UBC Theses and Dissertations
Ecosystem-based design : addressing the loss of biodiversity and nature experience through architecture and ecology Charest, Suzanne
This thesis is based on two observations. First, that conventional buildings cause two major losses that involve non-human nature – the loss of native biodiversity and the loss of non-human nature experience for the buildings’ human inhabitants – and that these losses both contribute to a perceived separation between humans and the rest of nature.
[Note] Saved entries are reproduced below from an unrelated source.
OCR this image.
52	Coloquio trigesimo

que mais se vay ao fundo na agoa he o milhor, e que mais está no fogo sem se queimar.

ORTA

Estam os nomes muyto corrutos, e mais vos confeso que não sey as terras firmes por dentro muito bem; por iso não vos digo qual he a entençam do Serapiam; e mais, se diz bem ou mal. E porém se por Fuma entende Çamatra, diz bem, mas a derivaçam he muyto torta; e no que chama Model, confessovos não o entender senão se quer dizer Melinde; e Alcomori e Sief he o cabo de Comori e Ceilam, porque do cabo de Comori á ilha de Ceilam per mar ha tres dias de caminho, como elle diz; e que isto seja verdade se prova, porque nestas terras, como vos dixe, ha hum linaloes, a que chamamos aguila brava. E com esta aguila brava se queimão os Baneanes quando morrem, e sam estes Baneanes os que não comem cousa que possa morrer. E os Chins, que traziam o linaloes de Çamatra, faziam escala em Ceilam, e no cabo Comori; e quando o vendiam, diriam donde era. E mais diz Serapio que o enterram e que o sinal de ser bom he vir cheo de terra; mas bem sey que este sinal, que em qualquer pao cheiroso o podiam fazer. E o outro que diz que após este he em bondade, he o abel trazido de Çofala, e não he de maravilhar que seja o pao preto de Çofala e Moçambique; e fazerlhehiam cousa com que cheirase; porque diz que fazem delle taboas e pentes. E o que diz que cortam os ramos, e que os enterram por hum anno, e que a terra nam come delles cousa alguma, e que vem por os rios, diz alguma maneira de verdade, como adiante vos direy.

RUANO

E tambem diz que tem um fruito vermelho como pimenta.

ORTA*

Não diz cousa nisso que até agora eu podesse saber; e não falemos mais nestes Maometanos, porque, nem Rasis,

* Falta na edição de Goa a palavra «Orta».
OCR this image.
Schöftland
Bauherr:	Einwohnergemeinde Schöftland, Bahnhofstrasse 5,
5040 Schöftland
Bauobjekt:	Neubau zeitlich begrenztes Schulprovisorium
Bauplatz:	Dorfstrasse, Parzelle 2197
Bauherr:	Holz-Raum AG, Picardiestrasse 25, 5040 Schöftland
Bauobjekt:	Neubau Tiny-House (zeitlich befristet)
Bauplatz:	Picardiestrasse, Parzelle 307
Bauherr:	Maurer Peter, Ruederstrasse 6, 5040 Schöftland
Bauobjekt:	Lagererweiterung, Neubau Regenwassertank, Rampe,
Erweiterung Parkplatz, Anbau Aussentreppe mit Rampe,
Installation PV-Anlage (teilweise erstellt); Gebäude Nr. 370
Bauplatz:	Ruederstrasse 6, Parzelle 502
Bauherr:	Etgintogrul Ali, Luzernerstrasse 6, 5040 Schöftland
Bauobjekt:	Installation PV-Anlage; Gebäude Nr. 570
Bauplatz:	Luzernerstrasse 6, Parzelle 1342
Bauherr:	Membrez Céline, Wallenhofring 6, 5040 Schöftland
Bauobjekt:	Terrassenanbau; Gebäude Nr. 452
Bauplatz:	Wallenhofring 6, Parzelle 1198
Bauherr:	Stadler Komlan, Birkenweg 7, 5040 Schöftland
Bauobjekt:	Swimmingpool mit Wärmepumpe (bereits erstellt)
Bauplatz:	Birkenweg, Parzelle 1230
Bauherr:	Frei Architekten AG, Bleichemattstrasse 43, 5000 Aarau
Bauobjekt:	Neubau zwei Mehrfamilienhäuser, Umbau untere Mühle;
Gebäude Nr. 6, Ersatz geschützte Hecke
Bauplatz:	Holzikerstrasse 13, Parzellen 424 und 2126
Second, that there appears to be a growing interest in connecting buildings with nature but there is little agreement on what it actually means to ‘design with nature’. As such, the purpose of this study is two-fold: (1) to describe the meaning of ‘designing with nature’ in current architectural practice and provide a working definition of nature-based design, and (2) to explore how this can be interpreted to encourage human connectedness with non-human nature, while addressing the two major losses mentioned above. It is thus an attempt to reframe the role of building as one that provides for all inhabitants of a site, both human and non. A framework was developed that captures and summarizes the dominant ways in which design draws on nature. The framework emphasizes the importance of using ecosystems not only as models, but foremost as context. The core concepts of the framework can thus be discussed from the perspective of buildings that act like an ecosystem and that interact with their ecosystem, and are described as: ecological sense of place, regenerative ability, ecosystem health, mutually beneficial relationships, context, appropriate management, functions, ecosystem principles, values, patterns, conditions, and adaptations. Although the concepts presented in the framework are themselves not new, the way in which they are organized does contribute a new perspective on the field of nature-based design. In addition to providing a graphic model that summarizes the essence of an evolving field, the research highlights the role of scale and place in linking building design, native biodiversity, nature experience and connectedness with nature. It thus acts as a backdrop on which to bring a discussion of ecological citizenship into the architectural dialogue.